За вытесанными, выточенными камнями на могилах покойников, чьи имена известны, возвышался темный холм земли – на нем еще не выросла трава – в северном конце двора. Под ним лежали тела тех, кого унесла чума. Она разразилась два года назад и потом еще раз, прошлым летом, и убила слишком много людей, так что их хоронили всех вместе рабы из военнопленных. В могилу положили известь, смешанную с некоторыми другими минералами. Считалось, что они помогают удержать в могиле обиженные души мертвых и то, что их убило. Несомненно, это помешало снова вырасти траве. Царица приказала трем придворным хиромантам и старому алхимику, который жил за городскими стенами, наложить сдерживающие заклятия. Сделали все, что только можно было придумать после чумы, что бы ни говорили священники и верховный патриарх о языческой магии.
Пардос нащупал свой солнечный диск и возблагодарил бога за то, что остался в живых. Он смотрел, как черный известковый дым из печи поднимается вверх, к белым быстрым облакам, и отметил красные и зеленые цвета осени в лесу на востоке. В синем небе пели птицы, и трава была зеленой, хотя коричневатый оттенок начал проступать возле святилища, там, где полуденное солнце не могло проникнуть в тень от новых стен.
В мире было много цветов. Криспин не раз заставлял его видеть цвета. Думать о них, как они играют на фоне друг друга и друг с другом; задумываться о том, что происходит, когда облако заслоняет солнце, как сейчас, и трава под ним темнеет. Как бы он назвал этот оттенок в своих мыслях? Как бы он его использовал? В морском пейзаже? В сцене охоты? В мозаичном изображении Геладикоса, который возносится над осенним лесом к солнцу? Посмотри на траву, быстрее, пока не вернулся свет. Представь себе этот цвет в стеклянных и каменных кусочках мозаики. Закрепи его в памяти, чтобы потом ты смог сотворить мозаичный мир на стене или на куполе.

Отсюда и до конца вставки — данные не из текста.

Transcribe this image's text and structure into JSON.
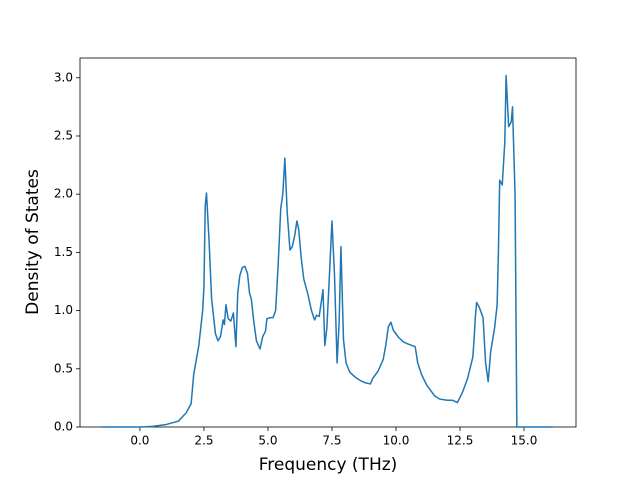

Разумеется, при условии, что в завоеванной Батиаре когда-нибудь снова построят стекольную мастерскую, где бы делали красное, синее и зеленое стекло, достойное этих названий, а не тусклое, полное пузырьков и усеянное наростами, как то, что им доставили сегодня утром из Родиаса.
Мартиниан, человек хладнокровный и, возможно, ожидавший этого, только вздохнул, когда развернули листы стекла, которых они с таким нетерпением ожидали. Криспина одолел один из его печально известных приступов ярости, он с богохульственными проклятиями обрушил кулак на верхний лист, имевший грязно-коричневый цвет вместо красного, и порезал руку.
– Вот красный цвет! А это цвет навозной кучи! – кричал он, роняя капли крови на коричневатый лист.
Собственно говоря, его ярость могла позабавить, если только не ты становился причиной его гнева. Закусывая пивом и хлебными корками или шагая назад, к стенам Варены, на закате после работы, подмастерья и ученики рассказывали друг другу истории о том, что сказал или сделал Криспин в гневе. Мартиниан говорил ученикам, что Криспин очень умен, что он великий человек. Пардос спрашивал себя, не является ли вспыльчивость обязательным спутником этих качеств.
В это утро Криспин высказал несколько потрясающе оригинальных идей насчет того, как расправиться с управляющим стекольными мастерскими.